Los Reyes Magos –digo– ha conformado en la tradición pictórica occidental una panoplia ingente de iconos magníficos que transitan desde la Edad Media al Barroco y Contemporaneidad con lenguajes artísticos diferentes (colores, composiciones, estilos…), pero con mensajes unívocos que ratifican el imaginario colectivo. Elideario artístico del misterio de la Epifanía aparece tempranamente (Catacumbas, Evangelios Apócrifos, mosaicos s. VI…), aunque la conformación que tenemos in mente es medieval y definitoria en la Modernidad (Masaccio, Fra Angelico, Gozzoli o Botticelli, en Italia; Van der Weyden, Memling, El Bosco y Rubens, en Flandes, y El Greco, Velázquez…), con la definición completa de nombres e iconografía que conocemos (Melchor, Gaspar, Baltasar). La significación del pasaje es, sobra decirlo, de profunda conceptualización y tal vez no sea ahora el lugar idóneo de explicar los profundos mensajes y variedad de símbolos. No obstante, sí que resulta motivador aludir al tráfago de regalos, nerviosismo e ilusión que tanto suscita en niños y mayores. Más allá del valor crematístico, los Magos de Oriente despiertan siempre un halo de inquietud en niños y  emotividad incontenida en mayores. El dispendio de informaciones actuales, cabalgatas, regalos y caramelos a espuertas nos dejan actualmente una imagen bien distinta de la de antaño, mucho más prosaica, alicorta e imaginativa a la que teníamos. Los niños de hace algunas décadas no pedíamos el dispendio de juguetes y artefactos de hoy en día; no teníamos las abultadas imágenes de la televisión ni del exceso de imágenes de la actualidad; no pedíamos excentricidades ni abalorios al uso de la actualidad; pedíamos con cartas escritas a mano, bien limitadas al encabezamiento, lo que nuestros padres querían para nosotros. La tiranía actual de la infancia no existía en el dispendio juegueteril, técnico ni informático actual. Al corto tiempo de infancia sucedía siempre el despertar del sortilegio de los Magos. Los niños más avezados, con crueldad mayúscula, nos advertían prontamente del engaño de los Reyes Mayos, aludiendo al díscolo disparate de que eran los Padres quienes nos ponían los regalos. Qué crueldad. Nunca les creí. Siempre seguí pidiendo y creyendo, sin orden de continuidad. Siempre me ha sorprendido (negativamente) que muchos no comprendieran la verdad.

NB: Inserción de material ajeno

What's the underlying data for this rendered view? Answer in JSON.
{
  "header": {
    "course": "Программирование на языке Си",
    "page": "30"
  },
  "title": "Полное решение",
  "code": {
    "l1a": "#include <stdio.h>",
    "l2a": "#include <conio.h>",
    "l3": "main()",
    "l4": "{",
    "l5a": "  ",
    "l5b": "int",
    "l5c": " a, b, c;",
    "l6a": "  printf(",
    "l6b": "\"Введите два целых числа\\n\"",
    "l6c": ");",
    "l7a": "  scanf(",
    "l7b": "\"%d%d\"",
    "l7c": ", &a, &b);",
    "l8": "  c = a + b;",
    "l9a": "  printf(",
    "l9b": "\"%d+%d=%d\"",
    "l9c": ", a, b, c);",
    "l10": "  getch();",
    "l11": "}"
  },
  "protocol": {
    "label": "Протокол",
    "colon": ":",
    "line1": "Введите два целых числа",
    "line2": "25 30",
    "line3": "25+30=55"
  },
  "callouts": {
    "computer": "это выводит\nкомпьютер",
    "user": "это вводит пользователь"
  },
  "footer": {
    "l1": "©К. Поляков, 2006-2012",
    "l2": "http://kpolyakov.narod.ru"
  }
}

Los Reyes Magos no son ni fueron nunca una ilusión efímera. Los Reyes Magos existen como nosotros mismos. Quienes no creen en cosas tan sencillas  difícilmente pueden esperar nada. En nuestras manos está siempre convertir el mundo en una realidad mágica, que nos pueda traer regalos (o mejoras de algún tipo), y que nosotros podamos darlos; que podamos hacer día a día una realidad mejor, sin que caiga del cielo, pero que sea creíble; que podamos imaginar un mundo mejor para todas y todos desde la ingenuidad más grande. Los Reyes Magos nos permiten creer que podemos ser mejores, que podemos ser más grandes…, que  debemos mejorar el mundo. Los Reyes magos, que todos acabamos siendo, somos los auténticos protagonistas de la magia. Es tan sencillo como eso.